Bo brought Bear around the site and then back to their room. He watched her lie down and begin to snore, then twitch in her sleep as she rode some dream bicycle. He sat on his bed and cradled the photograph again, peered into the flat eyes of his sister. Monster. But after all the freaks and oddities, the ones who were born so, and the working acts who drove themselves into freakishness, was she so monstrous after all?

T
HAT AFTERNOON
, as usual, people pushed and harassed their way into the ten-in-one. Bo watched the gawkers, watched them gawk and gawk, their brains not
believing their eyes, until there came a threshold of satiety, and it looked normal. There were those in the tent, some of the midgets, and the twins, who craved being seen. They could not live without the regular feeling of being witnessed. They called it performance, but it was more than that and also less. Maybe they did not feel real unless people witnessed their bodies.

Bo wondered, as he cracked the whip and Bear toddled around on the tricycle in her fuchsia crinoline, whether the same was true for him. Maybe he needed to be seen too, or maybe he needed it more as it quickly became routine. There was a kind of reckless energy he got from it. It did not spin off him like the fights—that was different. But it fed something that he was not certain was altogether healthy.

Mino the Giant stood in front of Bo on the little stage because Gerry had insisted that one of the more seasoned acts help him out. Seven and a half feet tall, Mino was a crowd-pleaser. All he had to do was stand near them and people came.

“Bear Boy,” Mino said, his voice a reverberating baritone. “Step right up!” He swung his huge body sideways to reveal Bo and Bear. Bo bowed deep, flourishing his arms.

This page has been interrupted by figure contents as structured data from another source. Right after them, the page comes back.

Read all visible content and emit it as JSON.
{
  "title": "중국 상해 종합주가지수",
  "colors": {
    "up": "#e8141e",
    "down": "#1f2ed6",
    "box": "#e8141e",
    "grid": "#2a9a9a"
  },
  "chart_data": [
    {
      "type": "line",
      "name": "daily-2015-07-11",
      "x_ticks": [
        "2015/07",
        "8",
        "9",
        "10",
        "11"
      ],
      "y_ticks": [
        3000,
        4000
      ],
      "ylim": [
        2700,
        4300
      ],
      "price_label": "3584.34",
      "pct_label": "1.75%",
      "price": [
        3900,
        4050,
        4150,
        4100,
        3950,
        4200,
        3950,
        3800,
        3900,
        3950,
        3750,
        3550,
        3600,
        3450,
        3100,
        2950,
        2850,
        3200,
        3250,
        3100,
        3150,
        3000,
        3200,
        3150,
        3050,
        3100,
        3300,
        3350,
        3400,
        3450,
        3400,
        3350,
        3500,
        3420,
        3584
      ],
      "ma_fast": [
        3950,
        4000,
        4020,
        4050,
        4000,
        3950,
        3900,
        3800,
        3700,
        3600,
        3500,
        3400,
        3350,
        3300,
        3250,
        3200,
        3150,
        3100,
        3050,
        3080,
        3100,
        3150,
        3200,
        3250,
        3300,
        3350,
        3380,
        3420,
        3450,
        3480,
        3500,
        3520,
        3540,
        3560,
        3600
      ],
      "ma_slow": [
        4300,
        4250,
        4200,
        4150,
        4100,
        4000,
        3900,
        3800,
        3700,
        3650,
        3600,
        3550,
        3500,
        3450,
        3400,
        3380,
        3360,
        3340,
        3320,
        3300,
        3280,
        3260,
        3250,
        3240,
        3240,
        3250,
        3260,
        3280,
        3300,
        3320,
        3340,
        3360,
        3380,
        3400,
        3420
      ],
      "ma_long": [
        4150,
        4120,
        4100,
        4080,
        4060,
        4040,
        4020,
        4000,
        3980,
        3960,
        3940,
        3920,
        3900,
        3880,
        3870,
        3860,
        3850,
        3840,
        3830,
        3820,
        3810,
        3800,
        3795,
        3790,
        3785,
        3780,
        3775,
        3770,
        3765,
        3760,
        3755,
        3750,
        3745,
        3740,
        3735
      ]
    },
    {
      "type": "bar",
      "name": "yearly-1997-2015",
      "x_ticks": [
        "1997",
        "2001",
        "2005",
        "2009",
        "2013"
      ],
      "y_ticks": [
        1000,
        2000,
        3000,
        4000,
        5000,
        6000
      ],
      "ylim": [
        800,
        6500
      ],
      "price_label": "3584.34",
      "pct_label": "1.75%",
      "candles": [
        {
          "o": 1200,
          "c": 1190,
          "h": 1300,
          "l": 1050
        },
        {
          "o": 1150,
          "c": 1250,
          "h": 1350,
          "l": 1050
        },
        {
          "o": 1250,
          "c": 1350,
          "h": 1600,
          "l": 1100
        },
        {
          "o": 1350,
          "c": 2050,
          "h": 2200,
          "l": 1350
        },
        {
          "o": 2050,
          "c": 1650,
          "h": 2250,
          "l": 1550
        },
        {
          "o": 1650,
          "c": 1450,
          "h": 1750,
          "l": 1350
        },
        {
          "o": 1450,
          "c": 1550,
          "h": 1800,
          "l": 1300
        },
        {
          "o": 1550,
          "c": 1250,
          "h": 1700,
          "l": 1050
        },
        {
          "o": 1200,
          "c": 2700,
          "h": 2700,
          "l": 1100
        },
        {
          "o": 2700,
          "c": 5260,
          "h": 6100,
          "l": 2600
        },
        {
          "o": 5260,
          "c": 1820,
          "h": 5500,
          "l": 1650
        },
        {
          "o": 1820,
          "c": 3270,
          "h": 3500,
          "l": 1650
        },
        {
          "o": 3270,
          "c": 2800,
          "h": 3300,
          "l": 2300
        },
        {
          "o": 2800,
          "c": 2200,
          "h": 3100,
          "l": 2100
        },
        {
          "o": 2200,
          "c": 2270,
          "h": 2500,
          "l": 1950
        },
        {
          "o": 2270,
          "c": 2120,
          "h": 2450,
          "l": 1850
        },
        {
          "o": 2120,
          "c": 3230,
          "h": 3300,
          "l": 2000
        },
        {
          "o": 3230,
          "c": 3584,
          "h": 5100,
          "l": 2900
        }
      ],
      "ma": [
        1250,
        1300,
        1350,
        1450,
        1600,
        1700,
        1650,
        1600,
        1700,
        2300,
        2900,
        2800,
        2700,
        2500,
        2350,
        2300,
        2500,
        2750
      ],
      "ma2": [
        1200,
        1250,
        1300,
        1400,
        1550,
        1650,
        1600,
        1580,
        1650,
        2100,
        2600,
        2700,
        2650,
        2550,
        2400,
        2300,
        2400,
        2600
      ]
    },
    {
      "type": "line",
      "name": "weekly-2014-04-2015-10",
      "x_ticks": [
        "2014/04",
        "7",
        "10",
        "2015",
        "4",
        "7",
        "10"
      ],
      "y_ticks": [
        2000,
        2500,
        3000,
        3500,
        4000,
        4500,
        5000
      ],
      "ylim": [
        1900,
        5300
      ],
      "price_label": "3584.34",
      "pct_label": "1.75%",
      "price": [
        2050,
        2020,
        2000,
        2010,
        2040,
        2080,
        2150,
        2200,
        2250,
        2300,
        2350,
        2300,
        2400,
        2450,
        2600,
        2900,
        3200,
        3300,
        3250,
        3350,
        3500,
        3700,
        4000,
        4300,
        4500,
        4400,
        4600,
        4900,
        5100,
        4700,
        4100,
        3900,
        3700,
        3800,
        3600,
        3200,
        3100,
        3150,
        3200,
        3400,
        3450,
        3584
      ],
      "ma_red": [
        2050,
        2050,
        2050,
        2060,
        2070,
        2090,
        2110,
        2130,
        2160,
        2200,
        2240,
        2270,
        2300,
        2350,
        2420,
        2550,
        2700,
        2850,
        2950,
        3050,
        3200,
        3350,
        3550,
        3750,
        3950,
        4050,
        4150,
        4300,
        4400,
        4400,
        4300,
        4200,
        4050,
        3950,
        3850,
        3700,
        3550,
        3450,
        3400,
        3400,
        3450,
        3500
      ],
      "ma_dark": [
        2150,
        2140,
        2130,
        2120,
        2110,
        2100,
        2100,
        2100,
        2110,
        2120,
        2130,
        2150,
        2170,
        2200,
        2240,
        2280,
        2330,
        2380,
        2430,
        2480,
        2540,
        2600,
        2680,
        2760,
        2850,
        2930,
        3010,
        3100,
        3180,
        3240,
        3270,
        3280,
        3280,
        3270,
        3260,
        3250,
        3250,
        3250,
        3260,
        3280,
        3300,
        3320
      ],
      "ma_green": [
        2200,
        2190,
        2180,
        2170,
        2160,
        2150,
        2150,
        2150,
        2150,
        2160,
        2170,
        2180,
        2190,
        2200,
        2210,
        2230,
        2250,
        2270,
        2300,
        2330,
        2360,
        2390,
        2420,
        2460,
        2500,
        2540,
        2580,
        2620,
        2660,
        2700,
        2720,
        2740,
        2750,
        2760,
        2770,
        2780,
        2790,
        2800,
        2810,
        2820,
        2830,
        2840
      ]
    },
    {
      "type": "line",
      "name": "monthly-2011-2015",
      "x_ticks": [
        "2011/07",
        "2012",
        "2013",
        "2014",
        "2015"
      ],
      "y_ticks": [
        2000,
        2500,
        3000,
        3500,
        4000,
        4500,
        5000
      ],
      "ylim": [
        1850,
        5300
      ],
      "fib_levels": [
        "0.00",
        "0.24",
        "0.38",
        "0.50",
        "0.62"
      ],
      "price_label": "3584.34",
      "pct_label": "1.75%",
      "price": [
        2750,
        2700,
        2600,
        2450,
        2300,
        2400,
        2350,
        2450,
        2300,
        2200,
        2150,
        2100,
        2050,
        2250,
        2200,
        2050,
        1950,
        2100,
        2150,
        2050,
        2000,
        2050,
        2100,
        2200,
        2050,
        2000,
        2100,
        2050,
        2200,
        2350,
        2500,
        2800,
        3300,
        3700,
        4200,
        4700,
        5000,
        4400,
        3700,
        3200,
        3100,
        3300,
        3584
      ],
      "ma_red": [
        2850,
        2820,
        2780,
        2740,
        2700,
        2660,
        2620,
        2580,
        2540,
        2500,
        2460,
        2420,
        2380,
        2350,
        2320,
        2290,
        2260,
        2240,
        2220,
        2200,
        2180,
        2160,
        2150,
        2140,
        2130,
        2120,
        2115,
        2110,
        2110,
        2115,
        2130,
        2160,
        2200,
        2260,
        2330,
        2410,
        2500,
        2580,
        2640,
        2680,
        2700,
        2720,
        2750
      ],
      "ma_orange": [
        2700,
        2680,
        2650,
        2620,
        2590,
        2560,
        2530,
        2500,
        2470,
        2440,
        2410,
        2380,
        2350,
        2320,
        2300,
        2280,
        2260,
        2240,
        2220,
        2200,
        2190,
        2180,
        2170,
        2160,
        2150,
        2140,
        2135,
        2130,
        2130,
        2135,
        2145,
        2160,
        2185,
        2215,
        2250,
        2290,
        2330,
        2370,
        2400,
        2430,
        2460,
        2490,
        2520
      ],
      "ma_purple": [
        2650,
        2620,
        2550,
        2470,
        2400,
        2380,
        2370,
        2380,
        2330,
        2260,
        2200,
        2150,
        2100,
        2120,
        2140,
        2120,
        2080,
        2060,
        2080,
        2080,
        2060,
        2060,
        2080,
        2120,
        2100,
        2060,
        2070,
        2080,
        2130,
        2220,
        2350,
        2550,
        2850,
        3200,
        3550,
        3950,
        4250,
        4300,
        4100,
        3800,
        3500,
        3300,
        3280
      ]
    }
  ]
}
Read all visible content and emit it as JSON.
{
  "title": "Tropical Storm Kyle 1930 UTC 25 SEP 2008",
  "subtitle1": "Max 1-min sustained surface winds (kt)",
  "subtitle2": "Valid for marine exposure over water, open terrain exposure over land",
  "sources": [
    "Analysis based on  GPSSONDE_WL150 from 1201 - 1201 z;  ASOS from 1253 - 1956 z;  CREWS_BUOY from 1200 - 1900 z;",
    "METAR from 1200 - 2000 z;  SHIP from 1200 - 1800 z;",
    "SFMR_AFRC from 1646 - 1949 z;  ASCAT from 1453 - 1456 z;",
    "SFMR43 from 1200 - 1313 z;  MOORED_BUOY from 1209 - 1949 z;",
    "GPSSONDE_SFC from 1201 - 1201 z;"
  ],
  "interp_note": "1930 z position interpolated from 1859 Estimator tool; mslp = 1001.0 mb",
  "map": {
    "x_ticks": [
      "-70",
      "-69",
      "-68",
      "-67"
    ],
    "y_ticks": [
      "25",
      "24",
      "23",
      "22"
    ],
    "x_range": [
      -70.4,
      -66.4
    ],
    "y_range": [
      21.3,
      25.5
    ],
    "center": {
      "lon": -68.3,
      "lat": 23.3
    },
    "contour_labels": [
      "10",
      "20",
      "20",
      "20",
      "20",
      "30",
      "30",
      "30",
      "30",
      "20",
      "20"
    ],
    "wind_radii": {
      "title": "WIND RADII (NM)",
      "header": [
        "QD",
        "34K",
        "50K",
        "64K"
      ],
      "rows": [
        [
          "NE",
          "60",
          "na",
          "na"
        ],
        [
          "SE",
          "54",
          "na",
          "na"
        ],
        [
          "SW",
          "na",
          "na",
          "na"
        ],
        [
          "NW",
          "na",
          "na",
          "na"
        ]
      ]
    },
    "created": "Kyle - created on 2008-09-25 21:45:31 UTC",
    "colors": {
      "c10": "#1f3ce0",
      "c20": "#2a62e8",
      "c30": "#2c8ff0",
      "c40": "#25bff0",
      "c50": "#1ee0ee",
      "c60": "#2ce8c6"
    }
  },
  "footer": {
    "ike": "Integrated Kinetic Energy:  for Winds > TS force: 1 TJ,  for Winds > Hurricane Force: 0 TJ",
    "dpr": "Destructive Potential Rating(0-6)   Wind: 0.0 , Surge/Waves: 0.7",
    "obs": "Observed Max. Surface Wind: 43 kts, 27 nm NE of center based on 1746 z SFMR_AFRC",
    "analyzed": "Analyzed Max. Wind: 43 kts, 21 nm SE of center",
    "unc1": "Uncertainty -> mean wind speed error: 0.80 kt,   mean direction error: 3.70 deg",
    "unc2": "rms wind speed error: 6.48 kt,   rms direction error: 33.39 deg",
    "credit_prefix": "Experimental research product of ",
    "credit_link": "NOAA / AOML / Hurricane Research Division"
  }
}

Bo then signalled Bear to climb up onto the trike. The act wasn’t perfect, but it was good enough. He held the back wheels for her, and she leaned over the bars and
heaved herself up. He guided her back paws onto the pedals and she began circling around the small stage. Bo looked out, smiling at the applause that Bear got, and saw, bobbling through the crowd, farther and farther away, a hat—a black bowler—and he thought, Max.

He got Bear off the trike fast, clipped her chain and handed her off to Mino. “I’ll be quick,” he said. He jumped from the stage, and pushed and shoved his way to the end of the ten-and-one, trying to keep Max in view. Bo made it out the back of the ten-in-one. But the man was gone.